There are two ways to connect to a Microsoft SQL database; named pipes or TDS over TCP. You could be using named pipes but Find and Notify are SMB2 commands that I wouldn’t expect to see.
By the way, Notify response times might be long as Notify is used to notify a client if a change has been made to a file or directory. See https://wiki.wireshark.org/SMB2/Notify
Can you confirm that the client application connects to the database using named pipes? If you are not sure, check to see if there is any traffic in your trace between the client and port 1433 on your server with the filter expression:
ip.addr==the_client_ip_address and tcp.port=1433
TCP port 1433 is the default port number for Microsoft SQL Server. Although it can be set to a different value and so you might want to check with whoever supports the database.

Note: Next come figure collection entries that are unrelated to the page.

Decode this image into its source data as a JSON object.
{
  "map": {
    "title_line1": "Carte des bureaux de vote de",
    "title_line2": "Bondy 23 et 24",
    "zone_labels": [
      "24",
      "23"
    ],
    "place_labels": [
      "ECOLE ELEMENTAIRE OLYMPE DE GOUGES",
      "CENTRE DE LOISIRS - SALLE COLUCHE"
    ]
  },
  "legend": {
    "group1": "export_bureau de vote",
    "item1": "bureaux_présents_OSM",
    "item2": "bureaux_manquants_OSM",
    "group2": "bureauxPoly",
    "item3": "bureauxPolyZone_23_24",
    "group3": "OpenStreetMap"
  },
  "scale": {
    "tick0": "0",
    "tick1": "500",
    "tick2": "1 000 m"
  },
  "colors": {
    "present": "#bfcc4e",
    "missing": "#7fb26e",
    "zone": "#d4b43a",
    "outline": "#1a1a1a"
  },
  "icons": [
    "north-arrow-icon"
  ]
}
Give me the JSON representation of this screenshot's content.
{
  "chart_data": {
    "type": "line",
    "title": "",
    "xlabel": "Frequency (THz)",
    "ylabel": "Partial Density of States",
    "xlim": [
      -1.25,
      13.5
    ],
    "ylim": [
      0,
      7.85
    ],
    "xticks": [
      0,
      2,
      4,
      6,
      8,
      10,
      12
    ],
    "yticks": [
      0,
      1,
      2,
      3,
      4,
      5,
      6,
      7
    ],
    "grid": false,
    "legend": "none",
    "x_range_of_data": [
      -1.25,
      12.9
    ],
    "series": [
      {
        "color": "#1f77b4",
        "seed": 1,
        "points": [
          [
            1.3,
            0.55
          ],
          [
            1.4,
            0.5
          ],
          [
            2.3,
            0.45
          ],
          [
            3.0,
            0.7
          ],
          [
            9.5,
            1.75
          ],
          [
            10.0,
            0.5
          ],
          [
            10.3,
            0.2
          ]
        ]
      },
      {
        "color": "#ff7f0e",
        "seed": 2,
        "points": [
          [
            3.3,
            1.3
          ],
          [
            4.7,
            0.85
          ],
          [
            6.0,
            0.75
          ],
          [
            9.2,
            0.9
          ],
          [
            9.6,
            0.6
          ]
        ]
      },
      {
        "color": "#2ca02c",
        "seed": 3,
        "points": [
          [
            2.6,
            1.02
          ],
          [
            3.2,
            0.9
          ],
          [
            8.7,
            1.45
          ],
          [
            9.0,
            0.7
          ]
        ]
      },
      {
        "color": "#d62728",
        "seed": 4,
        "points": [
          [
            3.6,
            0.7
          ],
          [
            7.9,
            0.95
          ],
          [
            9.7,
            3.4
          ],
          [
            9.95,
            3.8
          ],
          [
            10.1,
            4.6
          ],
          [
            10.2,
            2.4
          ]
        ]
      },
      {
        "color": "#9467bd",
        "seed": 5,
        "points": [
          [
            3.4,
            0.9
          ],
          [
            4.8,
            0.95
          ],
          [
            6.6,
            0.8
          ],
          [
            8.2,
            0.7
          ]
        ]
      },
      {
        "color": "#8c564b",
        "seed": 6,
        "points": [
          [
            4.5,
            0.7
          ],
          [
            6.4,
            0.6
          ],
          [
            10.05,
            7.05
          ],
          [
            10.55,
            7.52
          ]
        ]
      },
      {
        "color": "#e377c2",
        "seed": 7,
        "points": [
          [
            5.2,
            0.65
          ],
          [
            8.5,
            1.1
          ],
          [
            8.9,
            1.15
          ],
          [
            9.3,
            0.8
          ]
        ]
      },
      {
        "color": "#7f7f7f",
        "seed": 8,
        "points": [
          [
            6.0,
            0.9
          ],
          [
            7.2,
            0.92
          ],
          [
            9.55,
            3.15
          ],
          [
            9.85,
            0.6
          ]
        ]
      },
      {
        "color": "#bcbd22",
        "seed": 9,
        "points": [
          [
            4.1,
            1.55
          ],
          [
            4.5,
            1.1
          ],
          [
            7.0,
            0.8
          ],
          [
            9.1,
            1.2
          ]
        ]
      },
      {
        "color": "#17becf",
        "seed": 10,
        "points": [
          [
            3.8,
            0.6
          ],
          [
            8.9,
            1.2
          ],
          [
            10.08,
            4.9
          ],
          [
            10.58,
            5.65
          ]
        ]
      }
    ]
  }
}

Sorry to keep asking dumb questions but I don’t want to send you off on a wild goose chase.
Hi PaulOfford
In the tracefile I see at lot of traffic between the client and the serve on port 1433. 80% of the packages in the trace is that, when I filter with the filet you wrote.
Does this graph say anything.
no. sorry.
It has answered the question I had. So, although your client application may use SMB file services, the connection to the database is via TDS/TCP.
You say in the title that the application crashes. Do you literally mean that? Does it throw an exception, dump and then exit? Or do you get an error message? If so, what’s the message and have you determined what it means?